Saturday, August 06, 2005

Intelligent design

Over at Cosmic Variance, Sean Carroll writes:

The immediate purpose of this post is tell search engines where to point when they’re asked about intelligent design. Steve Smith of the National Center for Science Education (a great organization, devoted to defending the teaching of evolution in schools) has sent around an email mentioning a surge of interest in the subject, seen for example in the list of top searches on Technorati (right now it’s the most popular search). So he suggests that people with a web page point to this article on Intelligent Design at the NCSE website; we physicists here at CV are happy to help out, as we know that we’re next once the forces of pseudo-science finish off our friends in the squishy sciences.

As I noted sometime ago, ID cranks in the US are somewhat similar to the astrology cranks in India. It is a shame that the 'jyotir' stupidity (it is certainly not 'vigyan'!) was allowed to infiltrate into academia by the less than stellar activism on the part of the Indian academics. Now, in the US, ID is being pushed -- through political means -- into school curricula as yet another 'scientific theory'.

Here is a more permanent link to the Krugman piece.

In his op-ed, Paul Krugman writes that the political strategy now adopted by the religious right [in pushing ID] is esentially the same as that which "has been used with great success by the economic right". It is worth quoting some more from this op-ed:

Some of America's most powerful politicians have a deep hatred for Darwinism. ... But sheer political power hasn't been enough to get creationism into the school curriculum. The theory of evolution has overwhelming scientific support, and the country isn't ready - yet - to teach religious doctrine in public schools.

But what if creationists do to evolutionary theory what corporate interests did to global warming: create a widespread impression that the scientific consensus has shaky foundations?

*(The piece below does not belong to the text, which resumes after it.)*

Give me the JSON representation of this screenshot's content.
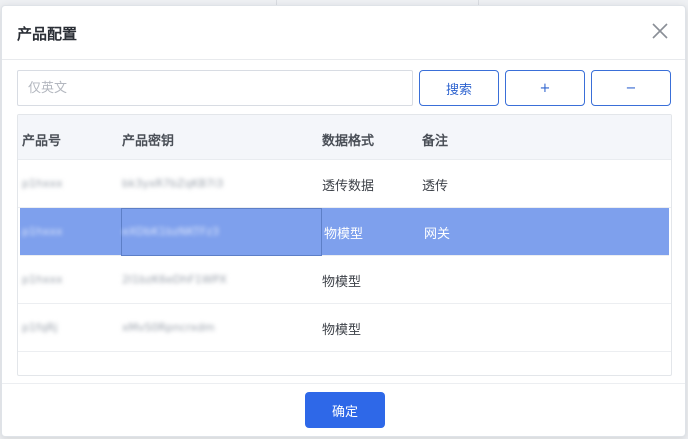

Creationists failed when they pretended to be engaged in science, not religious indoctrination: "creation science" was too crude to fool anyone. But intelligent design, which spreads doubt about evolution without being too overtly religious, may succeed where creation science failed.

The important thing to remember is that like supply-side economics or global-warming skepticism, intelligent design doesn't have to attract significant support from actual researchers to be effective. All it has to do is create confusion, to make it seem as if there really is a controversy about the validity of evolutionary theory. That, together with the political muscle of the religious right, may be enough to start a process that ends with banishing Darwin from the classroom.

So, the danger is very real, and it is important that this strategy is not allowed to succeed. Thus, in my own small little way, I am also happy to help out; so, there you have it: Intelligent Design.

While we are at it, let me just mention that Risa Wechsler, also at Cosmic Variance, has a nice cartoon in this post. Cosma Shalizi has an excellent post in which he says, "there is no scientific controversy over intelligent design. The best attempts of the intelligent design movement to produce scientific work are ... rubbish".


  1. Anonymous said...


    On Astrology do we know it so well as to debunk it? Ayurveda will probably go the same way in a few years, no thanks for the thousands of charlatans who hawk it from the street sides. Its easy to debunk what we have no clue about. And then again, it is fashionable too!

  2. Anonymous said...

    I have reply here .

  3. Anonymous said...

    er sorry, look here..Perma-link is here

  4. Anonymous said...

    It's "fashionable" to debunk astrology? Why then do I see so much of it popping up all over the place? Why the fuss, after the Bom deluge, over the 26th being India's unlucky date? (Please see my post about this). Why wasn't that "debunked" instead of having newspapers report it faithfully?

    Astrology must be debunked every chance we get, is what I think.

  5. Abi said...

    Hi Neel,

    Do we know it so well as to debunk it?

    Sure, we do! Aswin and Dilip have given their answers, and googling will give you tons more.

    Let me just take one aspect: In science, even one counterexample is enough to render false a scientific theory; people then build a better theory that takes into account this new result, and the cycle repeats itself -- all this is standard Popper. So, falsification is the key.

    By this yardstick, the number of astrological predictions that didn't pan out -- counterexamples -- must be in millions. The usual excuse, when such a counterexample is cited, is that it is all somehow the fault of the 'charlatans', and not of the 'theory' which, after all, is perfect. The 'theory' being available in some ancient scriptures is an added plus in perpetuating this view.

    It is a pity that you clubbed astrology with Ayurveda, a fine empirical discipline. I haven't said anything against it.

  6. Anonymous said...

    Your sort of post demonstrates exactly why there is a controversy. You say that those who advance ID or creationism (which are not the same) have bad motives. Then Mr. Public reads your post because of some interest in the subject and has his beliefs confirmed. He knows that the average person does not have bad motives. Maybe someone higher up does, like one of the leaders of the ID movement, but not anyone he's met. So he thinks that you are either a lying jerk or an arrogant ignoramus. I am using strong language because unless I have missed something, Mr. Public is right. Having more knowledge on the motives of those involved only serves to reinforce the choices of Mr. Public.